Но что, собственно, мешает подготовить умы индийских студентов «надлежащим образом»? Сам Чаудхури пишет, что необходимый гештальт удается сформировать у студентов за пару лет стажировки на Западе, когда они полностью погружаются в творческую атмосферу ведущих научных центров. После этого стажеры вполне могут работать на достаточно высоком научном уровне. Однако, вернувшись в Индию, они не могут создать в своих университетах аналогичный психологический климат. Без привычного интеллектуального общения молодые ученые быстро теряют научную форму, и либо уезжают на Запад, либо переключаются на преподавательскую и административную деятельность. В результате научное сообщество Индии остается малоэффективным и глубоко провинциальным. Чтобы повысить эффективность науки, в министерствах создаются всевозможные комитеты, а когда выясняется, что от мало толку, начинают говорить о том, что Индии не следует слепо копировать западные формы организации науки, и она должна найти свой собственный путь развития, объединяющий высшие достижения западной и индийской культур. [1]

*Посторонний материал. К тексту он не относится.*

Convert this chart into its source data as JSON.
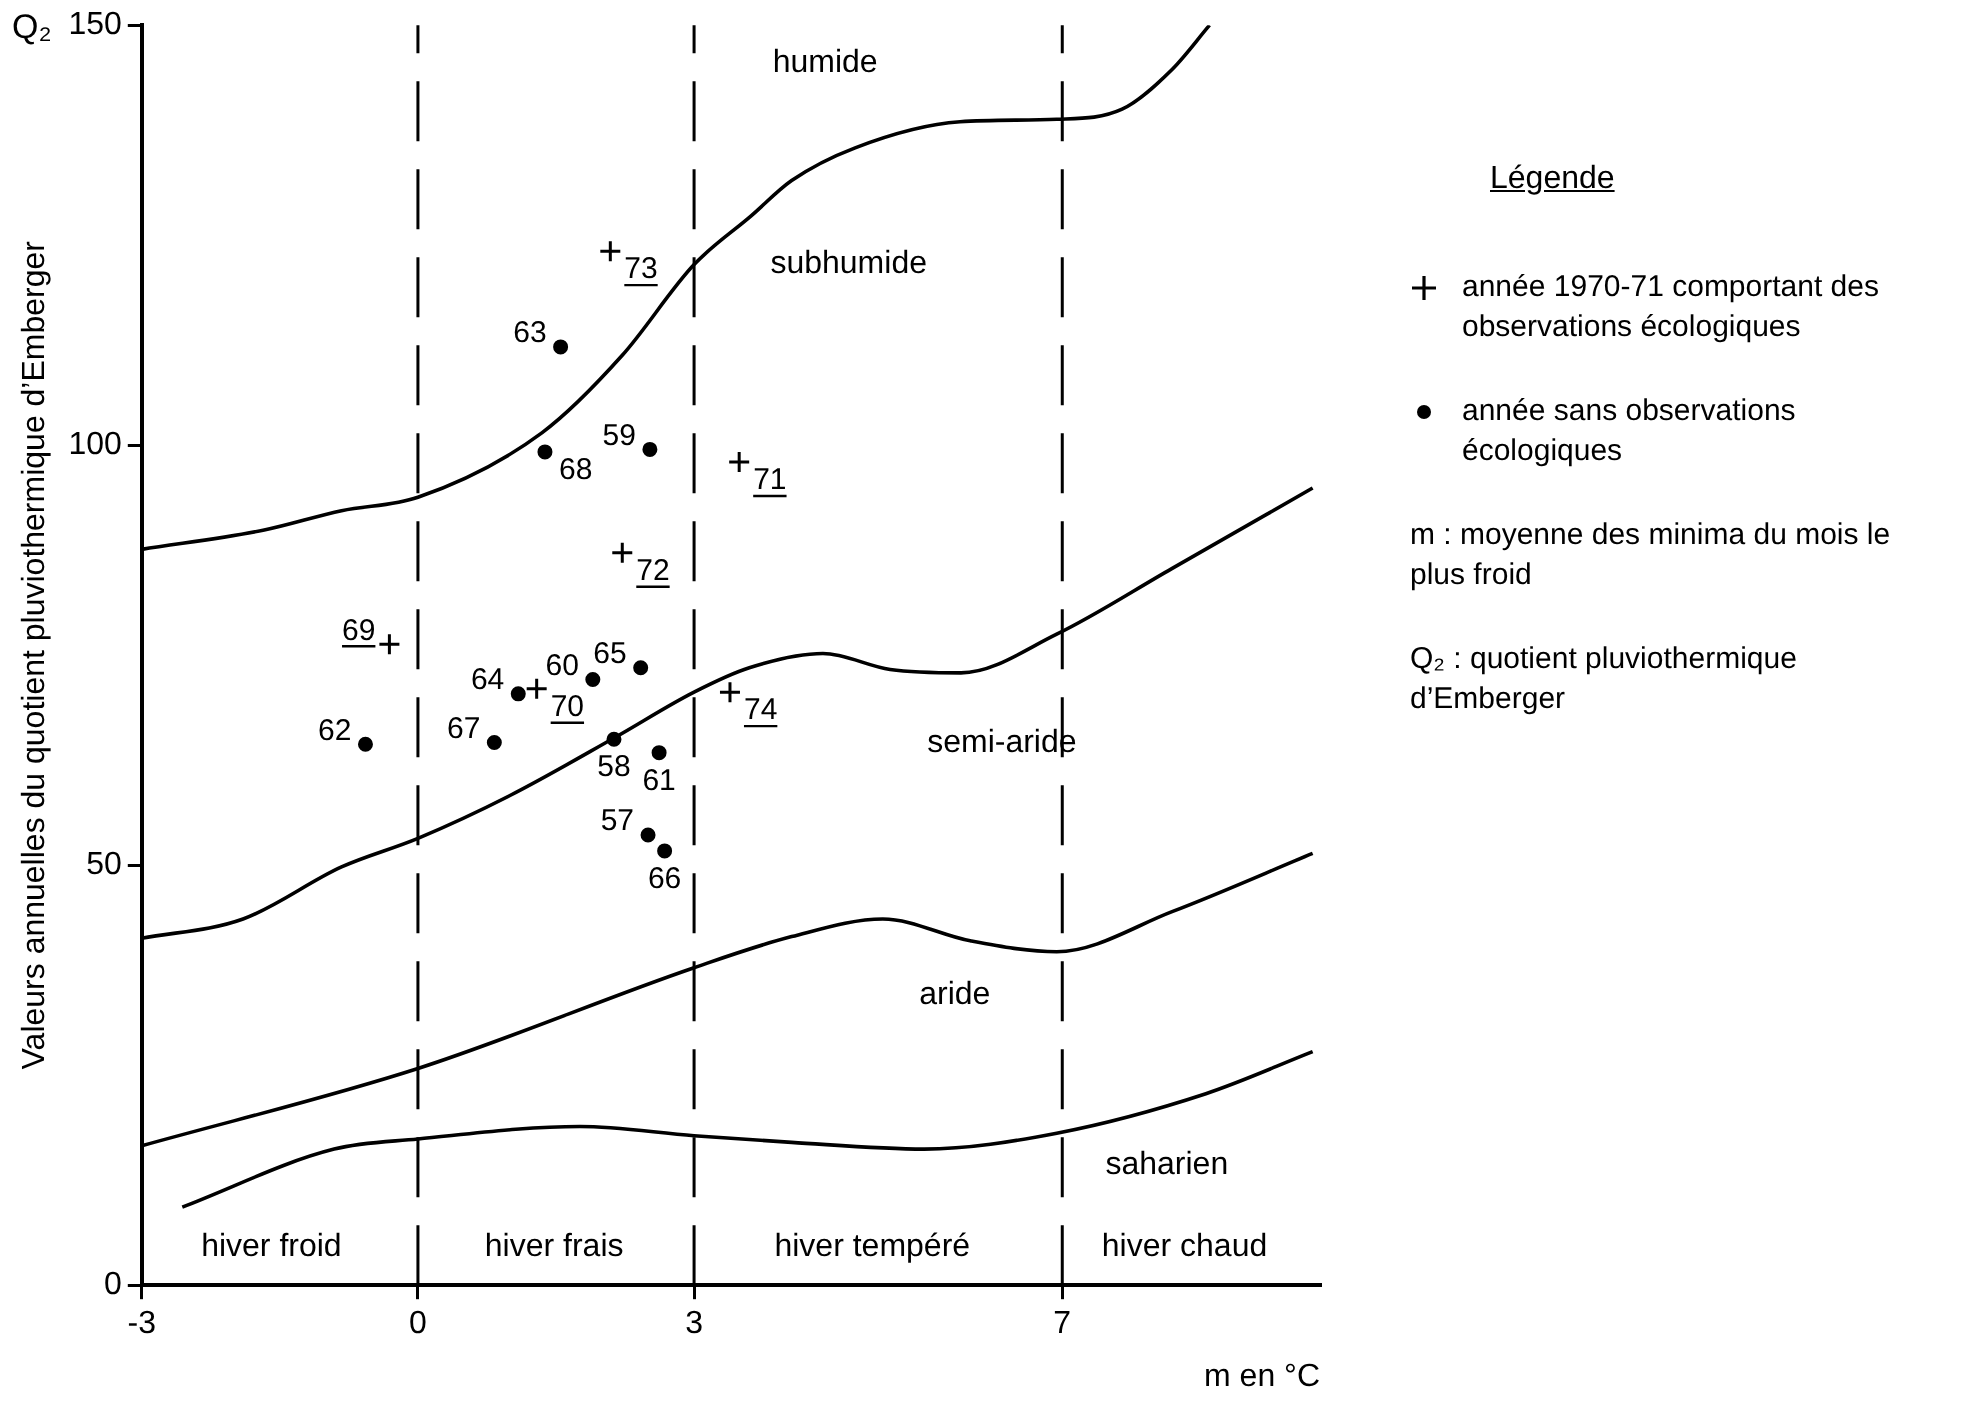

Интересно отметить, что со сходными проблемами сталкиваются и западные ученые. Так, в отклике на статью Чаудхури американский физик Роджер Хэндберг написал, что ученые из провинциальных университетов США, возвращаясь домой после обучения или стажировки в передовых научных центрах, быстро теряют научный уровень. Во-первых, они вынуждены уделять много времени преподаванию и административной работе, приобретающей в провинции самодовлеющее значение. Но самое главное – это утрата постоянной живой связи с другими исследователями, без чего ученый быстро перестает быть ученым. (Handberg R. Practising Western Science Inside the West: Psychological and Institutional Parallels between Western and Nonwestern Academic Cultures // Social Stud. Sci. 1986. V. 16. P. 529–534.)

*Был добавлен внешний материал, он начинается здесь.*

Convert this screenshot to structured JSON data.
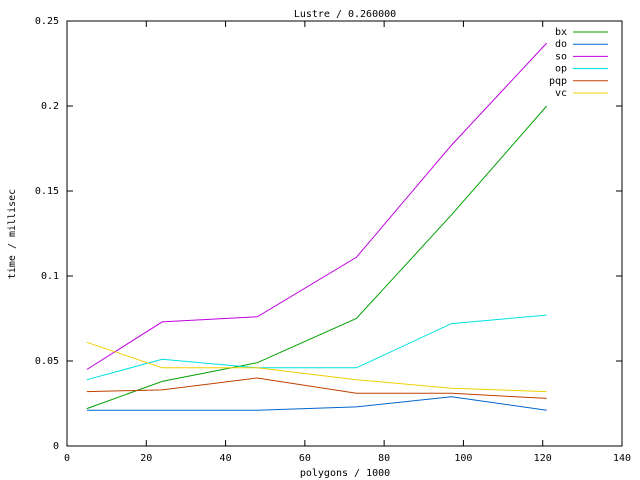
{
  "chart_data": {
    "type": "line",
    "title": "Lustre / 0.260000",
    "x_label": "polygons / 1000",
    "y_label": "time / millisec",
    "x": [
      5,
      24,
      48,
      73,
      97,
      121
    ],
    "series": [
      {
        "name": "bx",
        "color": "#00a000",
        "values": [
          0.022,
          0.038,
          0.049,
          0.075,
          0.136,
          0.2
        ]
      },
      {
        "name": "do",
        "color": "#0066cc",
        "values": [
          0.021,
          0.021,
          0.021,
          0.023,
          0.029,
          0.021
        ]
      },
      {
        "name": "so",
        "color": "#c000e0",
        "values": [
          0.045,
          0.073,
          0.076,
          0.111,
          0.177,
          0.237
        ]
      },
      {
        "name": "op",
        "color": "#00e0e0",
        "values": [
          0.039,
          0.051,
          0.046,
          0.046,
          0.072,
          0.077
        ]
      },
      {
        "name": "pqp",
        "color": "#c04000",
        "values": [
          0.032,
          0.033,
          0.04,
          0.031,
          0.031,
          0.028
        ]
      },
      {
        "name": "vc",
        "color": "#f0d000",
        "values": [
          0.061,
          0.046,
          0.046,
          0.039,
          0.034,
          0.032
        ]
      }
    ],
    "xlim": [
      0,
      140
    ],
    "xticks": [
      0,
      20,
      40,
      60,
      80,
      100,
      120,
      140
    ],
    "ylim": [
      0,
      0.25
    ],
    "yticks": [
      0,
      0.05,
      0.1,
      0.15,
      0.2,
      0.25
    ],
    "grid": false,
    "legend": "top-right"
  }
}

Итак, для успешных занятий наукой ученому нужны не только способности и соответствующее образование, но еще и какой-то особый настрой ума, возникающий в ходе работы в ведущих западных лабораториях. Но в чем заключается этот настрой? Чаудхури пишет, что, попадая на Запад, индийские студенты испытывают буквально шок, обнаружив, что наука тут совершенно не соответствует тому образу, который рисовался им на лекциях и при чтении научной литературы. Она выглядит какой-то приземленной и даже примитивной. Известные ученые не похожи на небожителей, их не интересуют глобальные проблемы, во всяком случае, в своей сфере деятельности. Они заняты решением узкопрофессиональных задач, понятных лишь таким же профессионалам. И вот, вспоминает Чаудхури, «в какой-то момент я вдруг понял, что моя работа физика не имеет ничего общего с познанием природы в привычном для меня смысле этого слова, что я все больше погружаюсь в мир теней и смогу стать специалистом только тогда, когда этот искусственный мир превратится для меня в реальность. В этом превращении и состоит формирование соответствующего гештальта». /Choudhuri, p. 486/

Важно подчеркнуть, что «мир теней», о котором пишет Чоудхури, – это вовсе не мир математических абстракций, знакомых каждому физику. Тут речь о другом – о выработке особой интуиции, позволяющей ученым сосредоточиться на решении сугубо частных задач, постоянно имея в виду еще только угадываемую их связь с более фундаментальными задачами познания природы. Именно, благодаря такой интуиции, ученые со времен Галилея могли делать выводы об устройстве мира на основе анализа движения маятников или работы насосов, и именно в выработке такого умения на протяжении всей истории науки решающую роль играло неформальное общение ученых.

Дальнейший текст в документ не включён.